Sauver l’Afrique pauvre, bien sûr c’est un premier effort… et la communication est directement issue du scientisme de l’époque coloniale où les blancs pensaient sauver l’Afrique par les sciences, la technologie, par la chasteté et l’évangile au lieu d’aider les africains à s’en sortir de leur propres mains… et s’ils avaient éventuellement besoin d’aide. Il faut excuser Mark Zuckerberg, il a mis les pieds pour la première fois sur le continent africain le 30 aout 2016, il y a un peu moins de 3 ans. Il faut donc saluer la générosité de Facebook et de sa galaxie de partenaires désintéressés: ebay, Uber, MasterCard… participent à cette « inclusion numérique », « inclusion financière »… On peut aussi s’étonner que le long sanglot de l’Afrique n’est représenté que par des sociétés US ou européenne (Qu’est ce que Free est allé faire dans cette galère!).
Nous voici donc sur le marché africain bientôt libéré par la technologie de l’homme blanc. (DÉDICACE SPÉCIALE : J’en profite pour saluer Tata Zézé grande figure du marché de Brazzaville si le Père ne l’a pas rappelé vers lui et toi Ya Antoine, son digne fils et mon frère co-étudiant qui m’a appris le tam-tam en fût de baobab et simplement à vivre… si vous lisez ces lignes…).
Pour Libra, il s’agit donc d’aider les « 1,7 milliards de personnes qui n’ont pas accès au crédit bancaire », pour qui les « virements internationaux prennent 3 à 7 jours », avec « des frais bancaires de 7% en moyenne ». et surtout « rapidement ». Il s’agit rien moins que « d’apporter 3 700 milliards de Francs CFA de dollars aux pays en voie de développement pour créer et « augmenter de 20% les revenus de ces populations » et de « réduire de 22% l’extrême pauvreté. Tout en créant « 95 millions d’emplois nouveaux »… « Un transfert d’argent international devrait être aussi simple et abordable qu’un envoi de texto… »… un programme pleins de sous entendus… On imagine Bolsonaro, Marine le Pen, Nigel Farage et autre Donald Trump apprenant cette bonne nouvelle.
Mais le type qui ne voudrait pas de ce programme est forcément un salaud qui s’ignore…
- Source : Libra (https://libra.org/fr-FR/)

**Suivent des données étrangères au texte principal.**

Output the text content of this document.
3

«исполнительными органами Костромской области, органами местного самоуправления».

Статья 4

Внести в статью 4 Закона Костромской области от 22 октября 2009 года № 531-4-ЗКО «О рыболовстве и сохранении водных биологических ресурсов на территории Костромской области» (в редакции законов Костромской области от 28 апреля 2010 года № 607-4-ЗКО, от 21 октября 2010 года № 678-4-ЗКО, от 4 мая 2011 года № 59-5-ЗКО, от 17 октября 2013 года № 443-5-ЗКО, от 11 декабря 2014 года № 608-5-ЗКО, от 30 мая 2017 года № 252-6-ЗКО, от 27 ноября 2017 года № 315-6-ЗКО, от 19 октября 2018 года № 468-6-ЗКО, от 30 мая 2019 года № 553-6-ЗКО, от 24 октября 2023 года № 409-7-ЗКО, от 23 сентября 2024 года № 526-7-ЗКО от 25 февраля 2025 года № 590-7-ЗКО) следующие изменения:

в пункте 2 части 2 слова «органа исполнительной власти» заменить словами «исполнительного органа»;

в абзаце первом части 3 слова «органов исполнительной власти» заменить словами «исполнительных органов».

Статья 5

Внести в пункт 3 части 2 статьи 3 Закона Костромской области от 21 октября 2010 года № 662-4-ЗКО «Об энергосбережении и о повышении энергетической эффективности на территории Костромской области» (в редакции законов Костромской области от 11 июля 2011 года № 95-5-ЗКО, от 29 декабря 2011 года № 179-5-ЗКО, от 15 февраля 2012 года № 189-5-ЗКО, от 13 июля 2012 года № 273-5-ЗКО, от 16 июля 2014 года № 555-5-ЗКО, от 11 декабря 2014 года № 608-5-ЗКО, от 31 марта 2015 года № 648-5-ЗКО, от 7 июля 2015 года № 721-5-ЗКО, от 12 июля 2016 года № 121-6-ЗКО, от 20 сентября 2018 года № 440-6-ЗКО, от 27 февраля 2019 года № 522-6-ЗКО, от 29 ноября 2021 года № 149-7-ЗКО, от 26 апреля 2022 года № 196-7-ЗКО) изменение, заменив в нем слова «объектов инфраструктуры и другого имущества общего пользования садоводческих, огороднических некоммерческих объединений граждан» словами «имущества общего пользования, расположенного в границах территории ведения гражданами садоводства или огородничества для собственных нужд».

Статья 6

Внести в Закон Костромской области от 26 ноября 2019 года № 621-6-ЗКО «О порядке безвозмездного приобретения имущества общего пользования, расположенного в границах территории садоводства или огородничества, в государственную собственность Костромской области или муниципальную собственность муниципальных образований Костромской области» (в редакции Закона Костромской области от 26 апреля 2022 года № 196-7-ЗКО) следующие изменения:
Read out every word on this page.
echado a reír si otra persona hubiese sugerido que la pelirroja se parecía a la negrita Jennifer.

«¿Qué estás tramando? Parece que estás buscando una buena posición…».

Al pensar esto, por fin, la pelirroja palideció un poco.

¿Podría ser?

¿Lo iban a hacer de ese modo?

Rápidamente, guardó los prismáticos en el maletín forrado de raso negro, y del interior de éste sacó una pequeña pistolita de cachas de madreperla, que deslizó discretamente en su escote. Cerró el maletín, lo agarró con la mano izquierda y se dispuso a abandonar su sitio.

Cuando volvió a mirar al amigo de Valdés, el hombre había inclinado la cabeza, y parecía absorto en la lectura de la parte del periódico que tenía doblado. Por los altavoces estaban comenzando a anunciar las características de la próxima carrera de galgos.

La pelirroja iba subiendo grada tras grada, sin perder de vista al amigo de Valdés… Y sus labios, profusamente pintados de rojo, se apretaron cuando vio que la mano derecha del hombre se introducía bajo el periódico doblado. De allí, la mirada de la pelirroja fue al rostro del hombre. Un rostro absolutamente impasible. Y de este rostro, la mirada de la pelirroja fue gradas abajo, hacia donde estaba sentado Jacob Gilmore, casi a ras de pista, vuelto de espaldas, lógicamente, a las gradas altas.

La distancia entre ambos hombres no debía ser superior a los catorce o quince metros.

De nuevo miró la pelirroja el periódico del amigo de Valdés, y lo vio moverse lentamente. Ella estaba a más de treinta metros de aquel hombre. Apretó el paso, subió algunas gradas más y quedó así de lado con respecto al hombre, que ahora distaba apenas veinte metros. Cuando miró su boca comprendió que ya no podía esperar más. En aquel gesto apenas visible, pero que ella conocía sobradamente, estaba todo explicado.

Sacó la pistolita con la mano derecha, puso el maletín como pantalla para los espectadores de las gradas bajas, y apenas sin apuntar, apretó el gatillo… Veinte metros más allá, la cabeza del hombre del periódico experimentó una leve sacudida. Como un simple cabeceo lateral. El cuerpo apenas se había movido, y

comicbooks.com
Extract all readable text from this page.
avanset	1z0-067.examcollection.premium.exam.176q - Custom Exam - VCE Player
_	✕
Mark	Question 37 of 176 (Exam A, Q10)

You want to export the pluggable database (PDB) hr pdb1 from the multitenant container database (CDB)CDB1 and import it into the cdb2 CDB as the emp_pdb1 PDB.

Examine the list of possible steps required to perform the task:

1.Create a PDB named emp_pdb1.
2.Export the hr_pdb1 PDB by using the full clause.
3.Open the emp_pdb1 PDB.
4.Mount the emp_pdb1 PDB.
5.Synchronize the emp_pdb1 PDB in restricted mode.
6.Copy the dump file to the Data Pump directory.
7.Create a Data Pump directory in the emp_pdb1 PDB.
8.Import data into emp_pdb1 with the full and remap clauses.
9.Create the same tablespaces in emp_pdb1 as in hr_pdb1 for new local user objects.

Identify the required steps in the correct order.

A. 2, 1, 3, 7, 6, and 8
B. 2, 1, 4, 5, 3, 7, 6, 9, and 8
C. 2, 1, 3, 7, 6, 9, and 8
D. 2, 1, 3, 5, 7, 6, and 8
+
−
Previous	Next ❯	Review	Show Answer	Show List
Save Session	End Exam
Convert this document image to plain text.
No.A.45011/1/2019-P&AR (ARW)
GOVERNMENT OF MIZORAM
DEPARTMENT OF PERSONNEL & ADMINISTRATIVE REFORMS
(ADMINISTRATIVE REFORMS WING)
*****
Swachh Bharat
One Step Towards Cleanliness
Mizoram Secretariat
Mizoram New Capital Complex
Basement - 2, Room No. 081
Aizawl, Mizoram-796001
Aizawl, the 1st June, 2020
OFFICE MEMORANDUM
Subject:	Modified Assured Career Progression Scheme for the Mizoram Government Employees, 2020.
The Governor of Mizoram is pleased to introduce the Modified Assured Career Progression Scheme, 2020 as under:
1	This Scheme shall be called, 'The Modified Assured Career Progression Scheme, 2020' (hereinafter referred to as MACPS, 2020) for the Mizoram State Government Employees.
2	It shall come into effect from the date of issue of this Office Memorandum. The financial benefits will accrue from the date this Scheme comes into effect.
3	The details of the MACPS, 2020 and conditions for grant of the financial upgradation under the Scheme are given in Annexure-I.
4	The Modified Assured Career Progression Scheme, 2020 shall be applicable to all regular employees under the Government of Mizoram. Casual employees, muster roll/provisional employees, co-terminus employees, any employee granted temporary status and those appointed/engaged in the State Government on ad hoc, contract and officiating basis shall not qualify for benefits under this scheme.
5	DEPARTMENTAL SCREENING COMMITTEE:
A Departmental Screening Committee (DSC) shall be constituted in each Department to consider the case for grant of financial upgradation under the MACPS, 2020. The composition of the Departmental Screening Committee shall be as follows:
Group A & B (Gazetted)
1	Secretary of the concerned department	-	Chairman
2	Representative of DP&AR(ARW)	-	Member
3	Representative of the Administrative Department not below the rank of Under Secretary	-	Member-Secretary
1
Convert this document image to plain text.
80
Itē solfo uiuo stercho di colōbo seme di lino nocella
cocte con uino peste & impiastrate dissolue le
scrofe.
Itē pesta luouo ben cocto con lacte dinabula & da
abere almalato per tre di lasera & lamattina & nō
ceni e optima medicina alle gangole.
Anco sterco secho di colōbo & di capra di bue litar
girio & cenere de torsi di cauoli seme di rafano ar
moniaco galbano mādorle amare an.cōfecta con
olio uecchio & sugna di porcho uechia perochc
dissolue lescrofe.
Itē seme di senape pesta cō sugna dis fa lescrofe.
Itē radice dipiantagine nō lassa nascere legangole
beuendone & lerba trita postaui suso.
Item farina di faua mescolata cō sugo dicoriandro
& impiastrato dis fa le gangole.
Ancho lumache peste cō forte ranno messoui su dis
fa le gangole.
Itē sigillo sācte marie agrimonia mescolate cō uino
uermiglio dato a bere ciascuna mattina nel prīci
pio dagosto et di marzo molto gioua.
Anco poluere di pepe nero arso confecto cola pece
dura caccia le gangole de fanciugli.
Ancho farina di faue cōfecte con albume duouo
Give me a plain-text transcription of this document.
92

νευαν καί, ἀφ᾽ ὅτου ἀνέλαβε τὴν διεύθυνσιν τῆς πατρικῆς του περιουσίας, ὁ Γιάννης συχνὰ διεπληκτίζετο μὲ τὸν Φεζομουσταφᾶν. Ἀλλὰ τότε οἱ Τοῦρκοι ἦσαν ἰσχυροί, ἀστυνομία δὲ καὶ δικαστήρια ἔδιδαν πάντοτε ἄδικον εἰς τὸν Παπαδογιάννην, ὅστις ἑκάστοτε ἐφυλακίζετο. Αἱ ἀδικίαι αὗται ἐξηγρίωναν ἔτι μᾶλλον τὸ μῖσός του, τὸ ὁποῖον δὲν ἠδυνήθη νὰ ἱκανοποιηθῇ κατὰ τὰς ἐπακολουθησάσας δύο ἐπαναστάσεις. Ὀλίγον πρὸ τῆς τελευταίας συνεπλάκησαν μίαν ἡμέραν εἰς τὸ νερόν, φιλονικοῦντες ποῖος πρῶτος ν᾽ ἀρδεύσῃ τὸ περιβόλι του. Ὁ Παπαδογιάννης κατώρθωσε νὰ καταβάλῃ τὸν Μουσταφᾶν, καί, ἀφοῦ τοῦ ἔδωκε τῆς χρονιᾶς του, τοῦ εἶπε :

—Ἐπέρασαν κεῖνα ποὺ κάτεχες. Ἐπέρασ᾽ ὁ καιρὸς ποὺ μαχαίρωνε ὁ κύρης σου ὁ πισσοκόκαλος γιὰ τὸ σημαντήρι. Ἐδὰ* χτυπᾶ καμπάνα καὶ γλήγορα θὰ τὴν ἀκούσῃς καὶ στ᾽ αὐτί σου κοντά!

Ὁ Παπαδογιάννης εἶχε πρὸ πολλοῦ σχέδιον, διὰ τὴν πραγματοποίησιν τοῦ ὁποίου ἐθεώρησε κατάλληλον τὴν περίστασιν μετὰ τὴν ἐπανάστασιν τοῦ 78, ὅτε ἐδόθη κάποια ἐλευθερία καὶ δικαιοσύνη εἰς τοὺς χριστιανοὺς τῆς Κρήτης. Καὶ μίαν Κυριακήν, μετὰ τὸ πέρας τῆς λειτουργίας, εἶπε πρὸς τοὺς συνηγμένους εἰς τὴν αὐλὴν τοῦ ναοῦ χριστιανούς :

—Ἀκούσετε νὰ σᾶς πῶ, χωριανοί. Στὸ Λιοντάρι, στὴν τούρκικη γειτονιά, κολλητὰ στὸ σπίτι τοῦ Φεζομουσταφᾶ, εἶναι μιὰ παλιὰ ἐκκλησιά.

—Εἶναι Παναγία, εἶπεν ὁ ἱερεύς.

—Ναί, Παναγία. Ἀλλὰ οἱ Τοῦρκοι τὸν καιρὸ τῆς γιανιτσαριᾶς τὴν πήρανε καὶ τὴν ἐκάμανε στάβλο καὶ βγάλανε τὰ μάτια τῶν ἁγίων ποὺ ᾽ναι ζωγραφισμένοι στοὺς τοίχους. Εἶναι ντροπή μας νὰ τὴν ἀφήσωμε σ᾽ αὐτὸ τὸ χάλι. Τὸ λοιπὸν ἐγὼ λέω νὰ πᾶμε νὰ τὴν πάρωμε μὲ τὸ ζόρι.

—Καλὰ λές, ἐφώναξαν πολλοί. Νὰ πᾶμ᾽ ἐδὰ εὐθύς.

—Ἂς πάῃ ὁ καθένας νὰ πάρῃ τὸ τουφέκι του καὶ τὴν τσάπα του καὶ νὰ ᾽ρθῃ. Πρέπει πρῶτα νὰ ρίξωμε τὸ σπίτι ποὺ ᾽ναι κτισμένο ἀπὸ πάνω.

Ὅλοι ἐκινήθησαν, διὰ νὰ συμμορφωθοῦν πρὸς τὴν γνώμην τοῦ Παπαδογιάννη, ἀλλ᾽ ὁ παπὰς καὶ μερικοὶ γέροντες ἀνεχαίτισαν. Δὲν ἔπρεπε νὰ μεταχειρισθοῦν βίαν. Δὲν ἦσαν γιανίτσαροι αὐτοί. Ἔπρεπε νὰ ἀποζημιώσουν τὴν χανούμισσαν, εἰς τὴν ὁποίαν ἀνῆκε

Il est amusant de voir Zuckerberg, qui fait partie du 0,000001%, converti en dame patronnesse œuvrant pour l’Afrique, nous prédire que l’argent sera enfin « au service de tous » et d’entendre que le type qui a laissé Cambridge Analytics utiliser les données privées de 87 millions d’utilisateurs de Facebook à des fins politiques via une application de tests psychologiques a aussi un projet d’intérêt général.
Car la rhétorique quitte rapidement pour celui de la Cité globale :
« L’argent réinventé. Une économie mondiale transformée. Une meilleure qualité de vie pour tous. »
Détail parmi d’autres, Paypal est un des partenaires de l’opération… et Peter Thiel le fondateur de Paypal est au conseil d’administration de Facebook, lui qui rêvait avec Paypal de « contourner les Etats »… paradoxe du destin, il a fini par fonder la plus grande agence de surveillance de masse par la data du monde, financée par la CIA : Palantir.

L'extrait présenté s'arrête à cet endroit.